Department of Labor: Asmussen 'willfully' underpaying staff
For the third time since 2012, Hall of Fame trainer Steve Asmussen is facing a lawsuit from the United States Department of Labor, with Secretary of Labor Alexander Acosta alleging more violations of the Fair Labor Standards Act of 1938.
A suit filed June 7 in the U.S. District Court for the Eastern District of New York claims Asmussen’s operations in the state — including at Belmont Park, Saratoga and Aqueduct — have since 2016 underpaid more than 100 grooms and hot walkers.
Asmussen in 2013 settled a similar lawsuit in this same court. In 2015, another suit in Kentucky alleged his barn didn’t keep proper wage and hour records.
The 2019 filing, first reported on by the New York Post, reads that, “Despite affirmatively recognizing and agreeing to comply with the FLSA as part of their resolution of previous overtime and record keeping violations, Defendants continue to willfully withhold from employees hundreds of thousands of dollars in wages owed for long hours caring for Defendant’s prize-winning horses.”
Horse Racing Nation has contacted Asmussen’s attorney, the Oklahoma City-based Clark Brewster, for comment.
Asmussen’s New York operation is only the latest back under the microscope after trainer Chad Brown was in May hit with $1.6 million in back wages and penalties after an investigation by the U.S. Department of Labor's Wage and Hour Division.
The latest lawsuit, which concludes by lists names of 112 employees who complied with the government, says Asmussen’s violations were three-fold:
“First, Defendants knowingly undercount employees’ actual hours worked, concealing from payroll and time records many of the hours spent performing assigned tasks.
“Second, rather than paying employees based on their actual hours worked, Defendants have paid a combination of fixed salaries and lump sums based on factors such as the number of horses cared for, or number of additional tasks assigned. Accordingly, in workweeks for which employees worked overtime, Defendants have failed to properly calculate and pay employees the required overtime premiums.

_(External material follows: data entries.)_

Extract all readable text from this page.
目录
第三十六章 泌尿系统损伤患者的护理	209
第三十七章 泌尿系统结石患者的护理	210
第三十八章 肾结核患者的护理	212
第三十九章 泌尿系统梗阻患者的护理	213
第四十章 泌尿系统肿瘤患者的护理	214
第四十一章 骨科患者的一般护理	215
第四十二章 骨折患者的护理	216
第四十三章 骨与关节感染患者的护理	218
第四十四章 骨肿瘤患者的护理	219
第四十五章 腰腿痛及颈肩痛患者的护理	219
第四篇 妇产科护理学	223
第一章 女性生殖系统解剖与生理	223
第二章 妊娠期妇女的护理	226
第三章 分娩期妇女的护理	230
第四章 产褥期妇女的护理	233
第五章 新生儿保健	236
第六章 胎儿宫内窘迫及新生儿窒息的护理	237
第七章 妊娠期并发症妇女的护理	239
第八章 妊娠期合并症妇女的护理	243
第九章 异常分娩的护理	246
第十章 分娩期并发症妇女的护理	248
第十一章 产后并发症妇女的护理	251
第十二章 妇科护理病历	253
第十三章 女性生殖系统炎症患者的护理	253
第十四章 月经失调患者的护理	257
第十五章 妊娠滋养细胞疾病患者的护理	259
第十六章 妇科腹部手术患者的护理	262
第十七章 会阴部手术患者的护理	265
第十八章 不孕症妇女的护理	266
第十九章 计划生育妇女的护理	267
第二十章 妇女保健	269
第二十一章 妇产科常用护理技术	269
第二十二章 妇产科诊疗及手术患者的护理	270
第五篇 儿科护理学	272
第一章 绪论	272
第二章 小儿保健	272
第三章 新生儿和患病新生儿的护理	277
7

“Third, Defendants have denied their H-2B visa employees the proper additional overtime wages owed to those employees at the rates required by the Act and the H-2B non-immigrant visa program.”
Asmussen’s hot walkers are assigned a base schedule of roughly 46.5 hours per week, while grooms work 60 more hours over seven days, the filing says. But according to the lawsuit, that does not take into account race day activity and travel as well as other tasks that arise, such as overseeing a horse during veterinary or blacksmith visits.
The suit alleges that Asmussen “regularly failed” to compensate grooms and hot walkers for six to 12 hours per week. Some employees, meanwhile, were evidenced to have received pay for 40 hours week after week regardless of how many hours were logged.
For some overtime work, employees were funded a lump sump, such as a $25 payment for working on race day “without calculating the actual overtime premium owed to each employee for the additional hours as required” by the Fair Labor Standards Act.
Asmussen's "typical" weekly pay for a hot walker with four horse in his or her care was $462 in 2018. Grooms with that many horses were earning $662.75 weekly base pay last year, per the Department of Labor.